Guinean authorities have indicted former military leader Moussa Dadis Camara over a massacre at a stadium in the capital in 2009 in which soldiers are accused of killing at least 157 people, a spokesman for his party said on Thursday.
Camara’s indictment could throw into doubt his participation in elections set for Oct. 11 at which he is set to run for the newly created Patriotic Forces for Democracy and Development (FPDD) party against President Alpha Conde.
Camara ruled the West African country for almost a year after seizing power in a coup in 2008 and remains popular in his native Forest region of southeastern Guinea.
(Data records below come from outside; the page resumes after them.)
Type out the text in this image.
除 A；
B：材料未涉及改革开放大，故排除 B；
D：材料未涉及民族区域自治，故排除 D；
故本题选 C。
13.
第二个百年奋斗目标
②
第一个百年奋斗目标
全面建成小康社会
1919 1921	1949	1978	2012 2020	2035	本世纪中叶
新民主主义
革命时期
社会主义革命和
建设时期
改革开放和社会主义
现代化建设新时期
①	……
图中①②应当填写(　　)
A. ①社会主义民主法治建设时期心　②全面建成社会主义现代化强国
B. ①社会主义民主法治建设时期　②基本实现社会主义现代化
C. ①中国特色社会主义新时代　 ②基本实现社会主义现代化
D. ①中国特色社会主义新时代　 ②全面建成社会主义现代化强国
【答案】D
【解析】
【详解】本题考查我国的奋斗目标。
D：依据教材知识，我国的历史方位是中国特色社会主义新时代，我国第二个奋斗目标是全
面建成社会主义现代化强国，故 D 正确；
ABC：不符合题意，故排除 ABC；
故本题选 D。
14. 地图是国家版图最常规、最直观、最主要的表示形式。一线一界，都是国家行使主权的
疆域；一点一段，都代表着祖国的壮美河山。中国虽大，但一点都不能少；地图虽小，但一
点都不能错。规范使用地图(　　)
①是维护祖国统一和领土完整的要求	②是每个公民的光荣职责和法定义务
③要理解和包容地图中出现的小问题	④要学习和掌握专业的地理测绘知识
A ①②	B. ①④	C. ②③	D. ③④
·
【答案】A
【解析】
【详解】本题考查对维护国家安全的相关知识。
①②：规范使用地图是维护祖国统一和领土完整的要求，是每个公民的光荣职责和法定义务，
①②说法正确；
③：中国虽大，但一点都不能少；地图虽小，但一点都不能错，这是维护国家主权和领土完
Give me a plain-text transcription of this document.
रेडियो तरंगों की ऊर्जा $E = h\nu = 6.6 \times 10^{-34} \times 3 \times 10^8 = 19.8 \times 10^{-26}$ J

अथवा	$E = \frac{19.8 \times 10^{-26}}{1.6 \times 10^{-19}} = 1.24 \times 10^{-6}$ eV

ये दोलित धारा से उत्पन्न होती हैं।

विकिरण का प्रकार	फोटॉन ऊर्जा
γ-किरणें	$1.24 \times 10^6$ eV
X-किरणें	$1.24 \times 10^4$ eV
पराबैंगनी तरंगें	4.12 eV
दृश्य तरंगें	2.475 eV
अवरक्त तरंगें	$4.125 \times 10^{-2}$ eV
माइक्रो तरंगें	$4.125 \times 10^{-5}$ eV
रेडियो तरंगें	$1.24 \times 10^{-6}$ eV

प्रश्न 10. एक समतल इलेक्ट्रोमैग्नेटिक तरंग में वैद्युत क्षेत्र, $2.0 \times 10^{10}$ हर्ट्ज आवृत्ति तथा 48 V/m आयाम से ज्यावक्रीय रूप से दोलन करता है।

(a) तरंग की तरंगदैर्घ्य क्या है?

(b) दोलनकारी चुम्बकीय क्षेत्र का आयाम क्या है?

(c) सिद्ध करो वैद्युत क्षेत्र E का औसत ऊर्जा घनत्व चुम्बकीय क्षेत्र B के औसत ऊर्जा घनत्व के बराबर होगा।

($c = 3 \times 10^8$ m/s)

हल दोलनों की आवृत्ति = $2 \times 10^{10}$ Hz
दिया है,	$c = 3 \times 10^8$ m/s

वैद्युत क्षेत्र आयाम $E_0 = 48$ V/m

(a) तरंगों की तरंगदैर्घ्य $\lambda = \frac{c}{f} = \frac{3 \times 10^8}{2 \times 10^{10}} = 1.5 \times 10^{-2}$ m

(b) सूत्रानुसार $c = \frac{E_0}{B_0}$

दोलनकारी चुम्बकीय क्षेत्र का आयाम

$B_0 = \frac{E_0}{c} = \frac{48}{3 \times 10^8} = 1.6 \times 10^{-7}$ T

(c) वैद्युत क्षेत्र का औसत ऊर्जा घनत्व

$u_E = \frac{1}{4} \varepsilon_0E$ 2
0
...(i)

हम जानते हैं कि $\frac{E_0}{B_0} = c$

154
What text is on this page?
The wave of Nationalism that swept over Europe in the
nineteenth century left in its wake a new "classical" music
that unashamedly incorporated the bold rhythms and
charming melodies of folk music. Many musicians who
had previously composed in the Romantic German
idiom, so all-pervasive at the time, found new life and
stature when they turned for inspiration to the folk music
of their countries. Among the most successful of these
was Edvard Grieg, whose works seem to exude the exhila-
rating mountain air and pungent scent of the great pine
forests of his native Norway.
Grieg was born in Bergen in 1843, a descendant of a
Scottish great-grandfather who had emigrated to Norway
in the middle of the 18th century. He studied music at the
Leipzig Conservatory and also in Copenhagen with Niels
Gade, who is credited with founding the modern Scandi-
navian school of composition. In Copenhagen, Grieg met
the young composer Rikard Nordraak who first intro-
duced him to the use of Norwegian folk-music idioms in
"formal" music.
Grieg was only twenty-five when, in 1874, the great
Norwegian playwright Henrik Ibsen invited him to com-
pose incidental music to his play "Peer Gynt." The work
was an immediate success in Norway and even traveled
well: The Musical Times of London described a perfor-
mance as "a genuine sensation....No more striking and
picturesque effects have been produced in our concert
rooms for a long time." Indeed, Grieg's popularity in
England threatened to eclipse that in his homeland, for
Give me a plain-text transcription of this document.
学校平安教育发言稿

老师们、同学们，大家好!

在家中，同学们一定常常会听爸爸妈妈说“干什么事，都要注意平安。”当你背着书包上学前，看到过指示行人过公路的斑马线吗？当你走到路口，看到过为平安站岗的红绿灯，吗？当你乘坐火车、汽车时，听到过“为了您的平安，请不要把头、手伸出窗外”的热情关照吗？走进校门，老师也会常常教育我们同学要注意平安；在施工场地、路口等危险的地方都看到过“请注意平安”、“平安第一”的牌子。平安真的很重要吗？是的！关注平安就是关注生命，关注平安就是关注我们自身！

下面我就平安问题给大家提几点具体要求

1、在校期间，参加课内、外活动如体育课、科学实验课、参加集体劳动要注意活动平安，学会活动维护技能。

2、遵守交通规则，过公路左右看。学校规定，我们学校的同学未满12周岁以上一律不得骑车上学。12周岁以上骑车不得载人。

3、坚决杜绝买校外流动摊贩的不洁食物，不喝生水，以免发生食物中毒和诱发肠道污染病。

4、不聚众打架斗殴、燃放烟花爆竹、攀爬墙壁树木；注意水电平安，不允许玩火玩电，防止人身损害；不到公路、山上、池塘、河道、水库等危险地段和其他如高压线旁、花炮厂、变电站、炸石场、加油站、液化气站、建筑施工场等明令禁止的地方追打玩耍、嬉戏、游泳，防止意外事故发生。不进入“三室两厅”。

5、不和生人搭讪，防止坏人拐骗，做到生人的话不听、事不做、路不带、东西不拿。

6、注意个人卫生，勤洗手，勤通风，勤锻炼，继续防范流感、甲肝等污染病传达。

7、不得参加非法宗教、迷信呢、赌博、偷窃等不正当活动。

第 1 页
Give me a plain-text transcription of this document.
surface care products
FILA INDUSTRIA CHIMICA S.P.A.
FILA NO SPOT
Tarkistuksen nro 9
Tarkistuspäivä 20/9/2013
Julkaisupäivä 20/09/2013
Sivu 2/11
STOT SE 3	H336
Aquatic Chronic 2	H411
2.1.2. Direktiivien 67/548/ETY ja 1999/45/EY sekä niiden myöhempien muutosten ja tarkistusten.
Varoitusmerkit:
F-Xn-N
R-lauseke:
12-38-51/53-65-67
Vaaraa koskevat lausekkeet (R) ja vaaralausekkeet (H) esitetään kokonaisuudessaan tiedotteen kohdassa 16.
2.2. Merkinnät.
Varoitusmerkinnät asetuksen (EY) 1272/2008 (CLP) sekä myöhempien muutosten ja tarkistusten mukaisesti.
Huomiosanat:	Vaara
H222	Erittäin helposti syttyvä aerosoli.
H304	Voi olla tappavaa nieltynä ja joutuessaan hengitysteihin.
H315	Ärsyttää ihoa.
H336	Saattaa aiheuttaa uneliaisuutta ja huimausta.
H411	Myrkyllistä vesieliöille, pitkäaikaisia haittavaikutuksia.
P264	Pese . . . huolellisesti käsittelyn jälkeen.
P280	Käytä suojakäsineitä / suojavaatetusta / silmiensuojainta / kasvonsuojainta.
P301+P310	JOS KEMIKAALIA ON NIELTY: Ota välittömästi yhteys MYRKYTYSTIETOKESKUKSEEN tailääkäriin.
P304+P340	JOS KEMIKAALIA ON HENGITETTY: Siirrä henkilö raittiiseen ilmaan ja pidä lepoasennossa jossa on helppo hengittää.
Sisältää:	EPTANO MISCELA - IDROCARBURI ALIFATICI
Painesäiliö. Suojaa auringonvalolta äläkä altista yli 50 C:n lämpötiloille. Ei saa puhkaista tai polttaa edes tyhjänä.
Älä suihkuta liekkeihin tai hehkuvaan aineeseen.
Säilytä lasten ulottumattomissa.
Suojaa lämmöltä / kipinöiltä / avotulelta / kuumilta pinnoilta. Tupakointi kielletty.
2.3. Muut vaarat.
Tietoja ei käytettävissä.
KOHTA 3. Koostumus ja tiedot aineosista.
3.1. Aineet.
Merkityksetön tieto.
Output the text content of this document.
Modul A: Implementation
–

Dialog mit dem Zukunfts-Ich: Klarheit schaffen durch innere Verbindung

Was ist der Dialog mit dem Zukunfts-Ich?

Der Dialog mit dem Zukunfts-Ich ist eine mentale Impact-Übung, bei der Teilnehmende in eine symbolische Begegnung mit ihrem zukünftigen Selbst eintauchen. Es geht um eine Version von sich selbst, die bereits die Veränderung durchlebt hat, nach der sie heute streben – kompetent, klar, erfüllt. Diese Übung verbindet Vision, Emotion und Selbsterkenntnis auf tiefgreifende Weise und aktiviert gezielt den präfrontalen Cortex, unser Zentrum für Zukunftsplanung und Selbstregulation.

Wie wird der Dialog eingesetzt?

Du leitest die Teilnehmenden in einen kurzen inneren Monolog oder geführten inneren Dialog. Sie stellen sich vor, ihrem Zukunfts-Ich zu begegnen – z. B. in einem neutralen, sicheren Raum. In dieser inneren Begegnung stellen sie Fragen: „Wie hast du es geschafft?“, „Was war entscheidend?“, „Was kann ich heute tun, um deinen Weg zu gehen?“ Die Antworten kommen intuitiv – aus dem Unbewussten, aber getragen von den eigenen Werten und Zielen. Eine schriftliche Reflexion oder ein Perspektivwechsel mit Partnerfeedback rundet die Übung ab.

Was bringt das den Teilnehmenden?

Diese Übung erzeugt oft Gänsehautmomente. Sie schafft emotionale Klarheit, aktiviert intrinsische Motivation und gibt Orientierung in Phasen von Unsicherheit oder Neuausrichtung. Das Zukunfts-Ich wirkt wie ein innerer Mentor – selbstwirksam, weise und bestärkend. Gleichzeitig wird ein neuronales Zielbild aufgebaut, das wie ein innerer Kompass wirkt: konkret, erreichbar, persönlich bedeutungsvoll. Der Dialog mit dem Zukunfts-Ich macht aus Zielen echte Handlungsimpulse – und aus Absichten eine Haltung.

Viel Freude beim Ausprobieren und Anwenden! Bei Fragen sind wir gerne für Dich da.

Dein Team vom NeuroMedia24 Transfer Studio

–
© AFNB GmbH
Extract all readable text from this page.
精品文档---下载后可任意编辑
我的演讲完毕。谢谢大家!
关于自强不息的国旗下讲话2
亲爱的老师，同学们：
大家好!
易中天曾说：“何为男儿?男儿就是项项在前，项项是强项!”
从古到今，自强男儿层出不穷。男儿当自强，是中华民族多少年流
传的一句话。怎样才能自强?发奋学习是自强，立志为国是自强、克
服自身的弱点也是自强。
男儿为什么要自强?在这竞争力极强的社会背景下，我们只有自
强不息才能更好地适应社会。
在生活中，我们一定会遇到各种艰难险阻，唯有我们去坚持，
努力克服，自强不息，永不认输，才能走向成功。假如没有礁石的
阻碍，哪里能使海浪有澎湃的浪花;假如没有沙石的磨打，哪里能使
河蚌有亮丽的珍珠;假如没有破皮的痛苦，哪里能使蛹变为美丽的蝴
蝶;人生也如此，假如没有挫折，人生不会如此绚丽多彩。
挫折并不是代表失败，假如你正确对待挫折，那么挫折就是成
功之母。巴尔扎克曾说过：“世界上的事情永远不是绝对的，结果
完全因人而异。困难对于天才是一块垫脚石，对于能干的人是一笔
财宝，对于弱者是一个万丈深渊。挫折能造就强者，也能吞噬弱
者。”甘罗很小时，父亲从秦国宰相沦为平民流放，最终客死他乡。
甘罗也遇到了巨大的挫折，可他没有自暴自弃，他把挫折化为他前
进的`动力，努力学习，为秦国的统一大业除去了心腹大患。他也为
His reputation was tarnished, however, by the massacre in September 2009 against protestors who opposed his candidacy for presidential elections in 2010. Human rights groups and witnesses say at least 100 women were raped.
“The president of our party has in fact been indicted. He confirmed this to me during a telephone conversation that I had with him this afternoon,” Maxime Monimou, spokesman for the FPDD, told Reuters.
“He told me that he had a first audience with the judges who read out the charges against him,” he said. “Dadis himself said that he is ready to respond to the judges convocation. He is very calm as we are in the FPDD.”
A source close to Camara’s family said he had met two judges from Guinea.
Camara was charged in Burkina Faso where he has lived in exile since resigning the presidency. He is recovering from an assassination attempt. Prosecutors in Burkina Faso could not be reached for comment.
Two Guinean magistrates travelled to the Burkina Faso capital Ouagadougou on Monday. Last week, the prosecutor of the International Criminal Court Fatou Bensouda visited Guinea in connection with the affair.